One example of this is the Directive on Payments Accounts which included a right for any European Citizen to open a basic bank account. In Europe, it was estimated in 2013 that 58 million European Citizens above the age of 15 did not have a basic bank account. “In today’s world, European citizens cannot fully participate in society without a basic bank account. Bank accounts have become an essential part of our everyday life, allowing us to make and receive payments, shop online, and pay utility bills”. Commissioner Barnier gave the banking industry one year to come up with some proposal or solution to this issue and when it became clear that self-regulation would not make a substantial difference, the Commission decided to regulate. It’s legal basis was the following:
“ Article 114 of the Treaty on the Functioning of the European Union. As explained above, by setting up an EU level framework in the fields covered by the proposal, it aims to remove the remaining barriers to the free movement of payment services and, more broadly, to the free movement of goods, persons, services and capital for which a fully integrated and developed single market for payment services is vital.
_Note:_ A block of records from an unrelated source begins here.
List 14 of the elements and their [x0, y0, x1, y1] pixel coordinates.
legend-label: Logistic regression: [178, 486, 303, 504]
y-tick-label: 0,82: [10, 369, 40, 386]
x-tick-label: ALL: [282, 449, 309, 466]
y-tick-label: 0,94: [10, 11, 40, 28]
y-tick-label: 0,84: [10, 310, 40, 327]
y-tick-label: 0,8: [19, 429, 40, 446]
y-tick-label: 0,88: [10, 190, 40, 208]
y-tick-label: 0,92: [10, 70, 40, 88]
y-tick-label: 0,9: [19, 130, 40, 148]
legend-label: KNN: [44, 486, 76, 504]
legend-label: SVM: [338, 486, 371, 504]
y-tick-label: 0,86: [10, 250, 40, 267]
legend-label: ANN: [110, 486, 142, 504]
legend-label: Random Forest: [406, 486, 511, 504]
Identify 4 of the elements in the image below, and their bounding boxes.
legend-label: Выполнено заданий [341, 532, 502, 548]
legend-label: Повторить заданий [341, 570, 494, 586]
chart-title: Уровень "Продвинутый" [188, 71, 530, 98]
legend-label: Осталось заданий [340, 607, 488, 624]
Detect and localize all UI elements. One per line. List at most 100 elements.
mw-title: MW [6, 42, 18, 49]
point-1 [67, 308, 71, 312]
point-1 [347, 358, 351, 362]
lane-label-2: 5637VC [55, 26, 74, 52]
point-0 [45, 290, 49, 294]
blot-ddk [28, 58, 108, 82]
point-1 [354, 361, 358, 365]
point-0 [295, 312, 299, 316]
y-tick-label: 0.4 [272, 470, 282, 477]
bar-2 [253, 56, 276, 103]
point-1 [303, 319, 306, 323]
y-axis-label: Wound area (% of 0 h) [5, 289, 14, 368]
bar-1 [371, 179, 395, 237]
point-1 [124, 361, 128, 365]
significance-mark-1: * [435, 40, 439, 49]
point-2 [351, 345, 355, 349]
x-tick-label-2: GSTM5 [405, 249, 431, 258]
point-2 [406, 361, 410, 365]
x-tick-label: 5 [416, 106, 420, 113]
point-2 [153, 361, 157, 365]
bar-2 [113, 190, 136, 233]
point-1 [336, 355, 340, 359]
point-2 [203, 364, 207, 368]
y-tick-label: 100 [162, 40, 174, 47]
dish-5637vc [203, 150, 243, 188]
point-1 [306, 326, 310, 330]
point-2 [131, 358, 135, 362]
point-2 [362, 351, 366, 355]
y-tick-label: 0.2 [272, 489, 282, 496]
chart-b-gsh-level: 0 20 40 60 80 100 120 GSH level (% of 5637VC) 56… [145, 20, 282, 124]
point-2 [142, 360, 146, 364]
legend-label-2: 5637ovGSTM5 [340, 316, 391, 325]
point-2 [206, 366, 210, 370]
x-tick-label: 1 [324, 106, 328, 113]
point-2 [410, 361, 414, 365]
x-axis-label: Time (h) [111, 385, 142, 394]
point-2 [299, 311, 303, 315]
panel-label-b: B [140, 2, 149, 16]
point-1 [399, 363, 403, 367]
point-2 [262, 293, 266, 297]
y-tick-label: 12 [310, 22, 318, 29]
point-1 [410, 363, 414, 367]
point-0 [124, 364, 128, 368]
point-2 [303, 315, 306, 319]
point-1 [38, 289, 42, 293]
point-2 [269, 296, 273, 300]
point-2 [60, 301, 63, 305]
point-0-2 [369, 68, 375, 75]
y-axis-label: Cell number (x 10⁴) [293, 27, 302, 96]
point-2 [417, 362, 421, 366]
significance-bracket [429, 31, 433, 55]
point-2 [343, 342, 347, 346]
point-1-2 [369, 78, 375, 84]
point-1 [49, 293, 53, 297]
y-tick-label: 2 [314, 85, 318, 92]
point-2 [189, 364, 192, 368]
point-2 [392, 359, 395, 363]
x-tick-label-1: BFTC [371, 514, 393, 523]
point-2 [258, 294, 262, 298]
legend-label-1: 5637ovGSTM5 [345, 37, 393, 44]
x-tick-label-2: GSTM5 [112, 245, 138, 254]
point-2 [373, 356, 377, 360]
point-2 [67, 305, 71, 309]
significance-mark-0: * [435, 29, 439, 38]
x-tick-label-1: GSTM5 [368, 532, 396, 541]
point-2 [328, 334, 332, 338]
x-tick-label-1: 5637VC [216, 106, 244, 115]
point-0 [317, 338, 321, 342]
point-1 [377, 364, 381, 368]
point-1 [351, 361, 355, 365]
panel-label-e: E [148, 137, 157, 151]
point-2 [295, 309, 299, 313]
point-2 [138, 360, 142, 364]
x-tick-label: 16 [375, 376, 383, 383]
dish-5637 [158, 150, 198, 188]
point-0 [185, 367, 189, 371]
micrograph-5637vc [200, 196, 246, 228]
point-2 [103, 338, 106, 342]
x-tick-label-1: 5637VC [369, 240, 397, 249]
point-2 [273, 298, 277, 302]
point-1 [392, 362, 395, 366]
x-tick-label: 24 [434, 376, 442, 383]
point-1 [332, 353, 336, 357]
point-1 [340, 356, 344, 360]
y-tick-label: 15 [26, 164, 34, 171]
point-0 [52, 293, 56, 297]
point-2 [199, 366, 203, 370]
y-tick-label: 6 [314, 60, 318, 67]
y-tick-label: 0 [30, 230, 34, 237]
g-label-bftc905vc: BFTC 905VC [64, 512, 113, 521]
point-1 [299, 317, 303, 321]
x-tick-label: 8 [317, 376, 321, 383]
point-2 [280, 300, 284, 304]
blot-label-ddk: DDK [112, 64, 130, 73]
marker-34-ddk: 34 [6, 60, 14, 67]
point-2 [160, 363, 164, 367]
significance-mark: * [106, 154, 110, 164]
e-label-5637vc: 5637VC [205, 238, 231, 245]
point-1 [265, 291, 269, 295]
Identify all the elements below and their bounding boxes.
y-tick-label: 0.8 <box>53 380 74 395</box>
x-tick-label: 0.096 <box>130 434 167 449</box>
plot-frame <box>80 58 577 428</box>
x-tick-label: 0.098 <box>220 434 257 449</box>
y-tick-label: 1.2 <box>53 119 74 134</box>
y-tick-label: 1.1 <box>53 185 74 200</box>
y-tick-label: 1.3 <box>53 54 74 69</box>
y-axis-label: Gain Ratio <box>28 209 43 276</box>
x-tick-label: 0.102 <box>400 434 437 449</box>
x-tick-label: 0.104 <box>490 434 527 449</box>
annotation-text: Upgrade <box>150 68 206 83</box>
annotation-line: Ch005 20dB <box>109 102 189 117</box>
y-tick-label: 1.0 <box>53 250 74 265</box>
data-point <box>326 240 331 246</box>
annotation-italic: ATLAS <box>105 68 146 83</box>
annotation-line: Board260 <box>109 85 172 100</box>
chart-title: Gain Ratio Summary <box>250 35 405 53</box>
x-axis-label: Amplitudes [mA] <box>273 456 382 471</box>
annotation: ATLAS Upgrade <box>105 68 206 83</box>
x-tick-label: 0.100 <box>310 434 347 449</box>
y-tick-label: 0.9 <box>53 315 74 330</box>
The proposal also prevents any further fragmentation of the single market which could occur if Member States were to take diverging and inconsistent regulatory actions in this field.”
In short, the Commission justified specific action on the basis of a more general principle in the European Treaties, but it’s motives were much broader as we could see from the statement quoted above: basic bank accounts were considered to be part of Services of General Interest (SGI), which is why private actors (banks) were not completely free in deciding how to run their business.
How is this relevant to the GDPR? Well, the Internet has also slowly fallen in the realm of SGIs. For instance, while copyright holders were keen on pushing through laws that cut Internet access to individuals who violated copyright, Internet access was deemed so important for daily life that penalties could only go so far as reducing the bandwidth. Perhaps one day, Facebook, Google or other major online platforms/search engines/social networks will be deemed essential to fully participate online and leading to social exclusion if users would be forbidden access.
In that light, the next legal battle may be the right to a Basic Online Account on most major online platforms, which would be free from any data processing (which is exactly what the legislators did for the basic bank account: determining which services such a basic bank account would have, without any fancy features like overdraft capability, access to online investment platforms…). Legislators could wait for a certain period of time, just like Commissioner Barnier waited on banks, and see if online service providers “act in good faith” and respect the letter, spirit, intention of the GDPR and if the problems identified above materialize, legislate via a more specific law.